Perhaps let me add that the issue is – as you can verify – that coercing to double using as.double() doesn't give the original number back, so the problem here is that simple type conversion (as is the case with as.character()) doesn't solve the issue, and I can't access as.integer64() from C. So there would need to be specific logic for the case that you have a double and an integer64.
Thanks, and obviously no rush or pressure. Two suggestions; feel free to disregard:
- Simply warn/error with integer64 against anything else - or just be more type-strict in general here.
- use as.character instead of as.double
Unfortunately, I don't know C at all so can't help.
Thanks. But let me ask then what is the expected behavior?

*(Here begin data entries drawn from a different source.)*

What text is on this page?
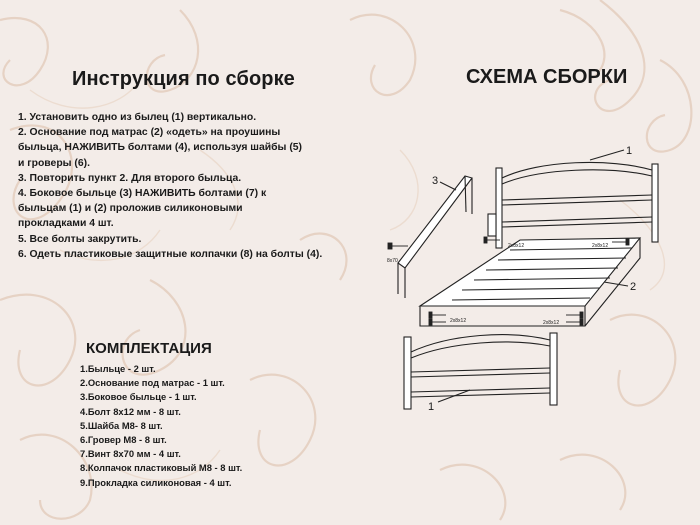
Инструкция по сборке	СХЕМА СБОРКИ
1. Установить одно из былец (1) вертикально.
2. Основание под матрас (2) «одеть» на проушины
быльца, НАЖИВИТЬ болтами (4), используя шайбы (5)
и гроверы (6).
3. Повторить пункт 2. Для второго быльца.
4. Боковое быльце (3) НАЖИВИТЬ болтами (7) к
быльцам (1) и (2) проложив силиконовыми
прокладками 4 шт.
5. Все болты закрутить.
6. Одеть пластиковые защитные колпачки (8) на болты (4).
КОМПЛЕКТАЦИЯ
1.Быльце - 2 шт.
2.Основание под матрас - 1 шт.
3.Боковое быльце - 1 шт.
4.Болт 8х12 мм - 8 шт.
5.Шайба М8- 8 шт.
6.Гровер М8 - 8 шт.
7.Винт 8х70 мм - 4 шт.
8.Колпачок пластиковый М8 - 8 шт.
9.Прокладка силиконовая - 4 шт.
1
3
2
1
8x70
2x8x12	2x8x12
2x8x12	2x8x12
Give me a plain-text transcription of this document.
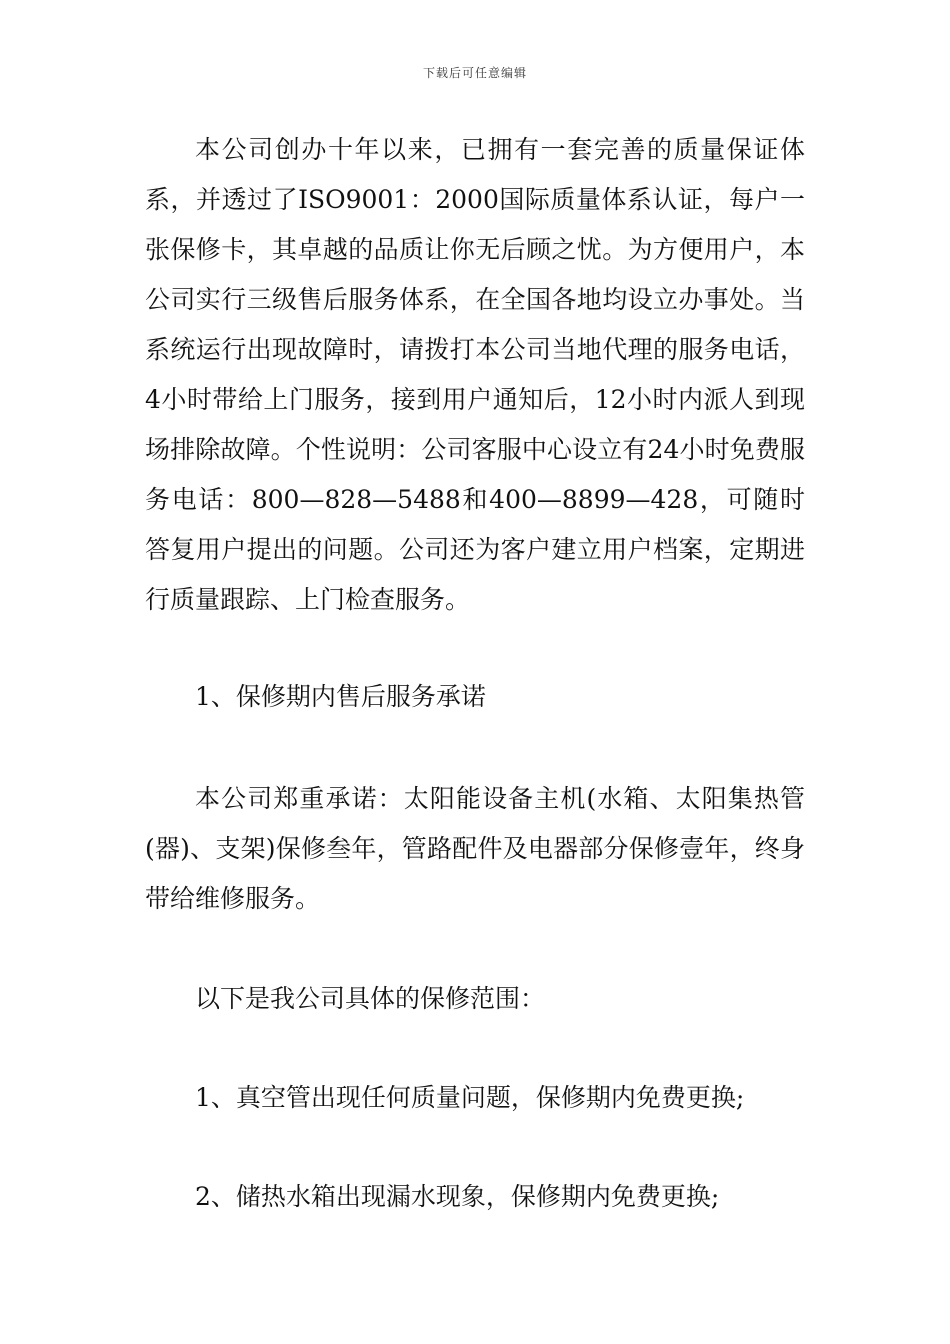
下载后可任意编辑

本公司创办十年以来，已拥有一套完善的质量保证体系，并透过了ISO9001：2000国际质量体系认证，每户一张保修卡，其卓越的品质让你无后顾之忧。为方便用户，本公司实行三级售后服务体系，在全国各地均设立办事处。当系统运行出现故障时，请拨打本公司当地代理的服务电话，4小时带给上门服务，接到用户通知后，12小时内派人到现场排除故障。个性说明：公司客服中心设立有24小时免费服务电话：800—828—5488和400—8899—428，可随时答复用户提出的问题。公司还为客户建立用户档案，定期进行质量跟踪、上门检查服务。

1、保修期内售后服务承诺

本公司郑重承诺：太阳能设备主机(水箱、太阳集热管(器)、支架)保修叁年，管路配件及电器部分保修壹年，终身带给维修服务。

以下是我公司具体的保修范围：

1、真空管出现任何质量问题，保修期内免费更换;

2、储热水箱出现漏水现象，保修期内免费更换;
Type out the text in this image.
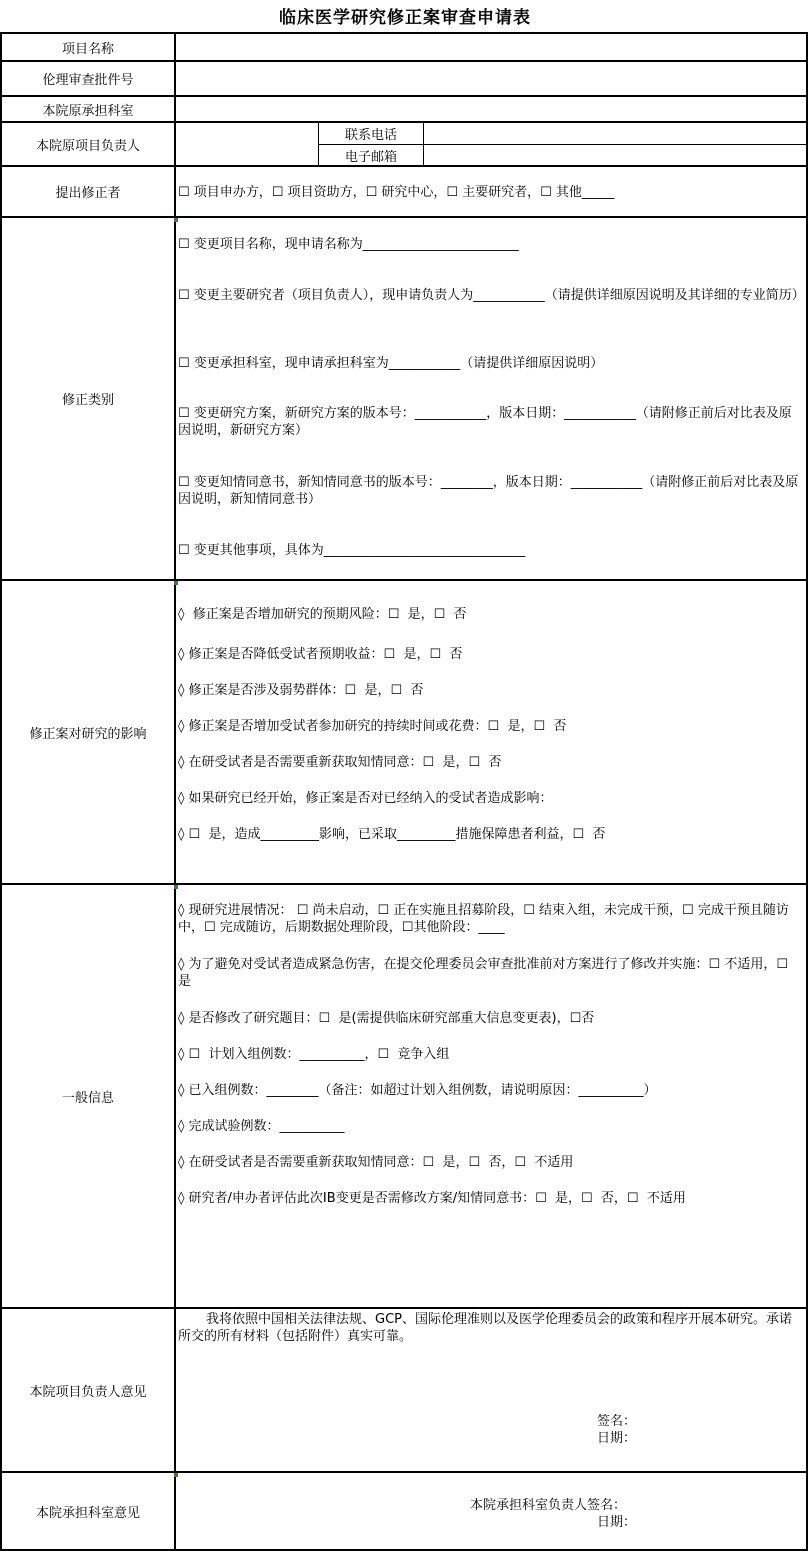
临床医学研究修正案审查申请表
项目名称
伦理审查批件号
本院原承担科室
本院原项目负责人
联系电话
电子邮箱
提出修正者	☐ 项目申办方，☐ 项目资助方，☐ 研究中心，☐ 主要研究者，☐ 其他_____
修正类别
☐ 变更项目名称，现申请名称为________________________
☐ 变更主要研究者（项目负责人），现申请负责人为___________（请提供详细原因说明及其详细的专业简历）
☐ 变更承担科室，现申请承担科室为___________（请提供详细原因说明）
☐ 变更研究方案，新研究方案的版本号：___________，版本日期：___________（请附修正前后对比表及原因说明，新研究方案）
☐ 变更知情同意书，新知情同意书的版本号：________，版本日期：___________（请附修正前后对比表及原因说明，新知情同意书）
☐ 变更其他事项，具体为_______________________________
修正案对研究的影响
◊  修正案是否增加研究的预期风险：☐  是，☐  否
◊ 修正案是否降低受试者预期收益：☐  是，☐  否
◊ 修正案是否涉及弱势群体：☐  是，☐  否
◊ 修正案是否增加受试者参加研究的持续时间或花费：☐  是，☐  否
◊ 在研受试者是否需要重新获取知情同意：☐  是，☐  否
◊ 如果研究已经开始，修正案是否对已经纳入的受试者造成影响：
◊ ☐  是，造成_________影响，已采取_________措施保障患者利益，☐  否
一般信息
◊ 现研究进展情况： ☐ 尚未启动，☐ 正在实施且招募阶段，☐ 结束入组，未完成干预，☐ 完成干预且随访中，☐ 完成随访，后期数据处理阶段，☐其他阶段：____
◊ 为了避免对受试者造成紧急伤害，在提交伦理委员会审查批准前对方案进行了修改并实施：☐ 不适用，☐ 是
◊ 是否修改了研究题目：☐  是(需提供临床研究部重大信息变更表)，☐否
◊ ☐  计划入组例数：__________，☐  竞争入组
◊ 已入组例数：________（备注：如超过计划入组例数，请说明原因：__________）
◊ 完成试验例数：__________
◊ 在研受试者是否需要重新获取知情同意：☐  是，☐  否，☐  不适用
◊ 研究者/申办者评估此次IB变更是否需修改方案/知情同意书：☐  是，☐  否，☐  不适用
本院项目负责人意见
我将依照中国相关法律法规、GCP、国际伦理准则以及医学伦理委员会的政策和程序开展本研究。承诺所交的所有材料（包括附件）真实可靠。
签名：
日期：
本院承担科室意见	本院承担科室负责人签名：
日期：
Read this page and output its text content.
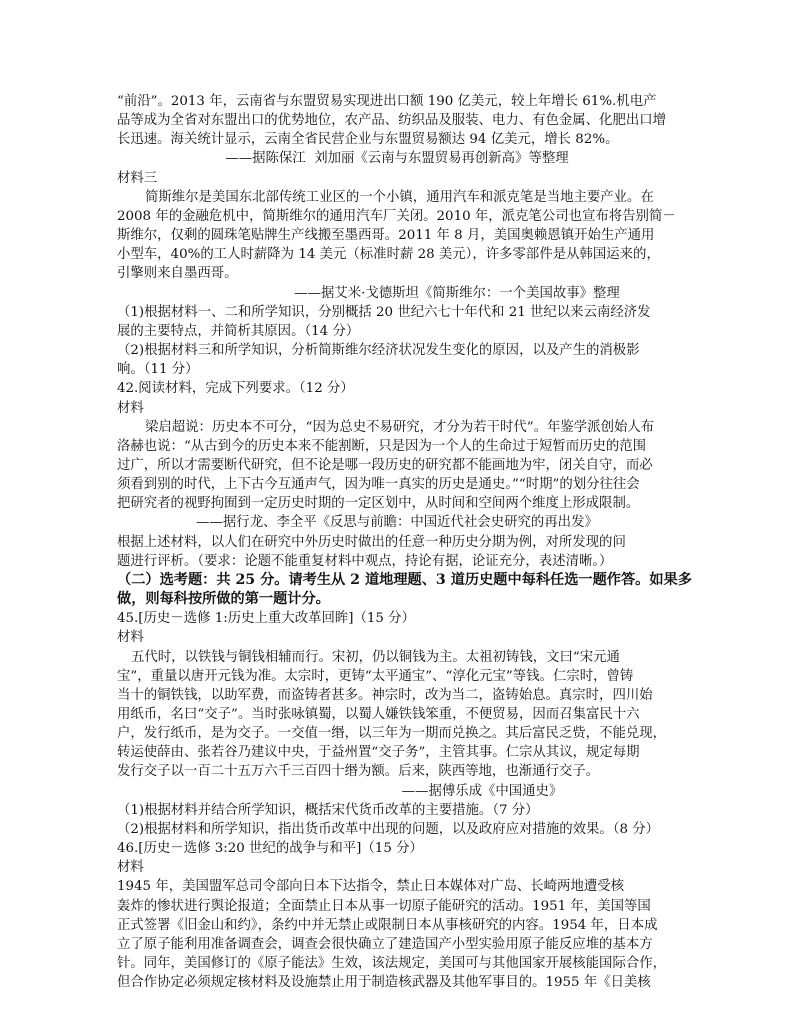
“前沿”。2013 年，云南省与东盟贸易实现进出口额 190 亿美元，较上年增长 61%.机电产
品等成为全省对东盟出口的优势地位，农产品、纺织品及服装、电力、有色金属、化肥出口增
长迅速。海关统计显示，云南全省民营企业与东盟贸易额达 94 亿美元，增长 82%。
——据陈保江  刘加丽《云南与东盟贸易再创新高》等整理
材料三
简斯维尔是美国东北部传统工业区的一个小镇，通用汽车和派克笔是当地主要产业。在
2008 年的金融危机中，简斯维尔的通用汽车厂关闭。2010 年，派克笔公司也宣布将告别简－
斯维尔，仅剩的圆珠笔贴牌生产线搬至墨西哥。2011 年 8 月，美国奥赖恩镇开始生产通用
小型车，40%的工人时薪降为 14 美元（标准时薪 28 美元），许多零部件是从韩国运来的，
引擎则来自墨西哥。
——据艾米·戈德斯坦《简斯维尔：一个美国故事》整理
（1)根据材料一、二和所学知识，分别概括 20 世纪六七十年代和 21 世纪以来云南经济发
展的主要特点，并简析其原因。（14 分）
（2)根据材料三和所学知识，分析简斯维尔经济状况发生变化的原因，以及产生的消极影
响。（11 分）
42.阅读材料，完成下列要求。（12 分）
材料
梁启超说：历史本不可分，“因为总史不易研究，才分为若干时代”。年鉴学派创始人布
洛赫也说：“从古到今的历史本来不能割断，只是因为一个人的生命过于短暂而历史的范围
过广，所以才需要断代研究，但不论是哪一段历史的研究都不能画地为牢，闭关自守，而必
须看到别的时代，上下古今互通声气，因为唯一真实的历史是通史。”“时期”的划分往往会
把研究者的视野拘囿到一定历史时期的一定区划中，从时间和空间两个维度上形成限制。
——据行龙、李全平《反思与前瞻：中国近代社会史研究的再出发》
根据上述材料，以人们在研究中外历史时做出的任意一种历史分期为例，对所发现的问
题进行评析。（要求：论题不能重复材料中观点，持论有据，论证充分，表述清晰。）
（二）选考题：共 25 分。请考生从 2 道地理题、3 道历史题中每科任选一题作答。如果多
做，则每科按所做的第一题计分。
45.[历史－选修 1:历史上重大改革回眸]（15 分）
材料
五代时，以铁钱与铜钱相辅而行。宋初，仍以铜钱为主。太祖初铸钱，文曰“宋元通
宝”，重量以唐开元钱为准。太宗时，更铸“太平通宝”、“淳化元宝”等钱。仁宗时，曾铸
当十的铜铁钱，以助军费，而盗铸者甚多。神宗时，改为当二，盗铸始息。真宗时，四川始
用纸币，名曰“交子”。当时张咏镇蜀，以蜀人嫌铁钱笨重，不便贸易，因而召集富民十六
户，发行纸币，是为交子。一交值一缗，以三年为一期而兑换之。其后富民乏赀，不能兑现，
转运使薛由、张若谷乃建议中央，于益州置“交子务”，主管其事。仁宗从其议，规定每期
发行交子以一百二十五万六千三百四十缗为额。后来，陕西等地，也渐通行交子。
——据傅乐成《中国通史》
（1)根据材料并结合所学知识，概括宋代货币改革的主要措施。（7 分）
（2)根据材料和所学知识，指出货币改革中出现的问题，以及政府应对措施的效果。（8 分）
46.[历史－选修 3:20 世纪的战争与和平]（15 分）
材料
1945 年，美国盟军总司令部向日本下达指令，禁止日本媒体对广岛、长崎两地遭受核
轰炸的惨状进行舆论报道；全面禁止日本从事一切原子能研究的活动。1951 年，美国等国
正式签署《旧金山和约》，条约中并无禁止或限制日本从事核研究的内容。1954 年，日本成
立了原子能利用准备调查会，调查会很快确立了建造国产小型实验用原子能反应堆的基本方
针。同年，美国修订的《原子能法》生效，该法规定，美国可与其他国家开展核能国际合作，
但合作协定必须规定核材料及设施禁止用于制造核武器及其他军事目的。1955 年《日美核
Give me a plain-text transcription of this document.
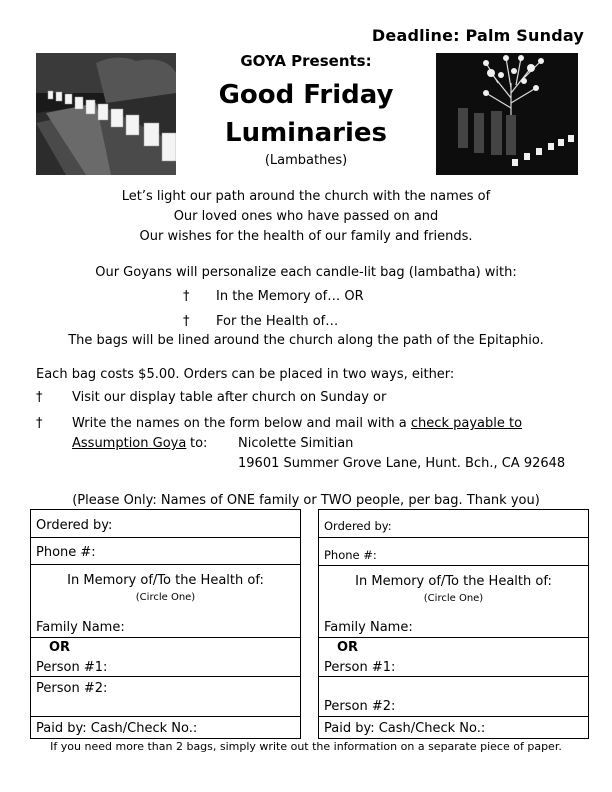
Deadline: Palm Sunday
GOYA Presents:
Good Friday
Luminaries
(Lambathes)
Let’s light our path around the church with the names of
Our loved ones who have passed on and
Our wishes for the health of our family and friends.
Our Goyans will personalize each candle-lit bag (lambatha) with:
† In the Memory of… OR
† For the Health of…
The bags will be lined around the church along the path of the Epitaphio.
Each bag costs $5.00. Orders can be placed in two ways, either:
† Visit our display table after church on Sunday or
† Write the names on the form below and mail with a check payable to
Assumption Goya to: Nicolette Simitian
19601 Summer Grove Lane, Hunt. Bch., CA 92648
(Please Only: Names of ONE family or TWO people, per bag. Thank you)
Ordered by:
Phone #:
In Memory of/To the Health of:
(Circle One)
Family Name:
OR
Person #1:
Person #2:
Paid by: Cash/Check No.:
Ordered by:
Phone #:
In Memory of/To the Health of:
(Circle One)
Family Name:
OR
Person #1:
Person #2:
Paid by: Cash/Check No.:
If you need more than 2 bags, simply write out the information on a separate piece of paper.
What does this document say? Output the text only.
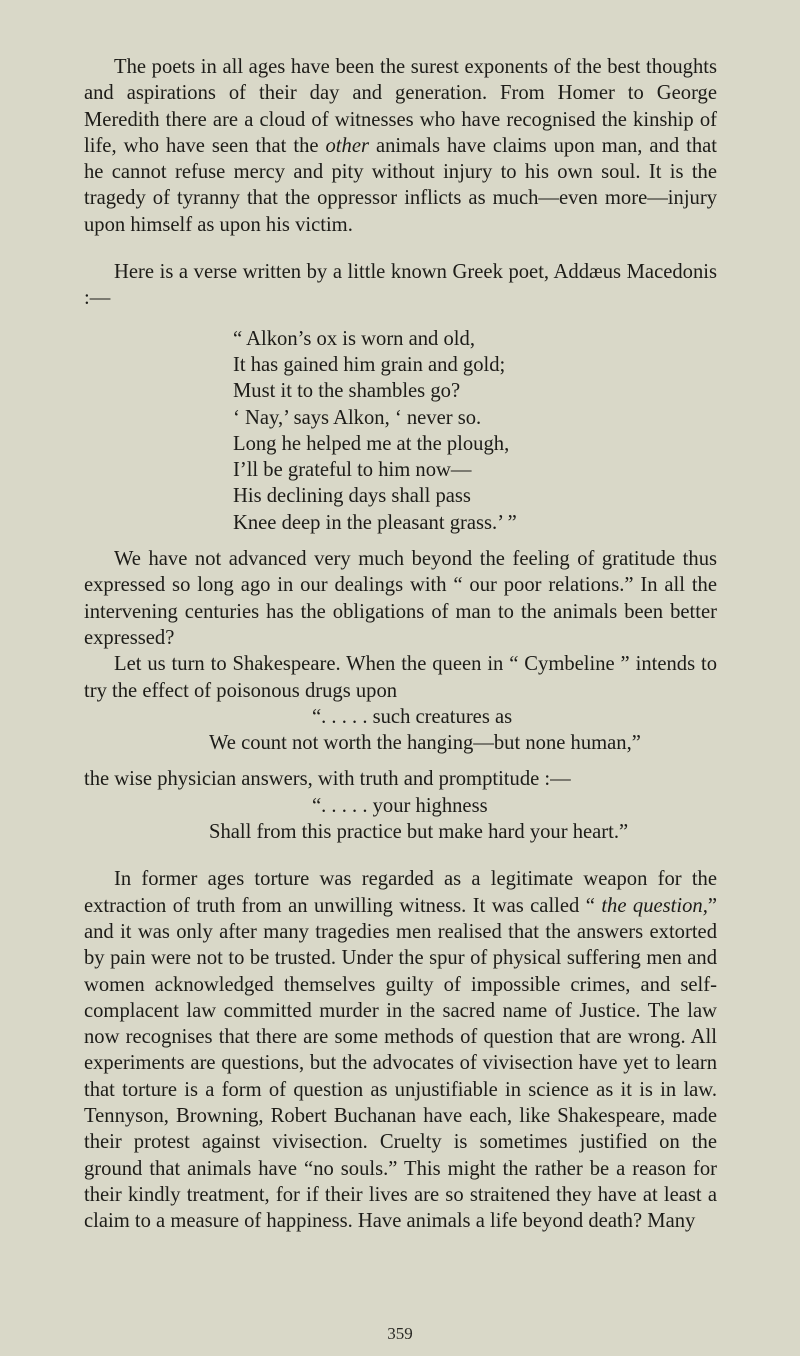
The poets in all ages have been the surest exponents of the best thoughts and aspirations of their day and generation. From Homer to George Meredith there are a cloud of witnesses who have recognised the kinship of life, who have seen that the other animals have claims upon man, and that he cannot refuse mercy and pity without injury to his own soul. It is the tragedy of tyranny that the oppressor inflicts as much—even more—injury upon himself as upon his victim.

Here is a verse written by a little known Greek poet, Addæus Macedonis :—

“ Alkon’s ox is worn and old,
It has gained him grain and gold;
Must it to the shambles go?
‘ Nay,’ says Alkon, ‘ never so.
Long he helped me at the plough,
I’ll be grateful to him now—
His declining days shall pass
Knee deep in the pleasant grass.’ ”

We have not advanced very much beyond the feeling of gratitude thus expressed so long ago in our dealings with “ our poor relations.” In all the intervening centuries has the obligations of man to the animals been better expressed?

Let us turn to Shakespeare. When the queen in “ Cymbeline ” intends to try the effect of poisonous drugs upon

“. . . . . such creatures as
We count not worth the hanging—but none human,”

the wise physician answers, with truth and promptitude :—

“. . . . . your highness
Shall from this practice but make hard your heart.”

In former ages torture was regarded as a legitimate weapon for the extraction of truth from an unwilling witness. It was called “ the question,” and it was only after many tragedies men realised that the answers extorted by pain were not to be trusted. Under the spur of physical suffering men and women acknowledged themselves guilty of impossible crimes, and self-complacent law committed murder in the sacred name of Justice. The law now recognises that there are some methods of question that are wrong. All experiments are questions, but the advocates of vivisection have yet to learn that torture is a form of question as unjustifiable in science as it is in law. Tennyson, Browning, Robert Buchanan have each, like Shakespeare, made their protest against vivisection. Cruelty is sometimes justified on the ground that animals have “no souls.” This might the rather be a reason for their kindly treatment, for if their lives are so straitened they have at least a claim to a measure of happiness. Have animals a life beyond death? Many

359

fmutate(mtcars[1:5,], wt = bit64::as.integer64(wt)) |> with(as.character(wt))
[1] "2" "2" "2" "3" "3"
mtcars[1:5, "wt"]
[1] 2.620 2.875 2.320 3.215 3.440
It seems that conversion to integer64 does remove the decimals, as a normal as.integer() conversion would do. So actually I think join() gives the right answer here. What is more interesting is this case:
join(
fmutate(mtcars[1:5,],cyl = bit64::as.integer64(cyl)),
mtcars[1:5,],
on = "cyl",
how = "inner"
)
Where we have a variable cyl that can actually be represented by an integer.
I'm sorry, my example was an imprecise reproduction of the actual issue, joining with integer. I've updated the original to be more precise. With that, the below works:
join(
t1, t2 |> fmutate(id = as.character(id)),
on = "id",
how = "full"
)
as.double() also works here and would be more efficient. I can see if that can be done internally. But possily it will not work as as.double.integer64 is an externally defined method. Will check and revert.
FYI, fmatch() and join() now support integer64.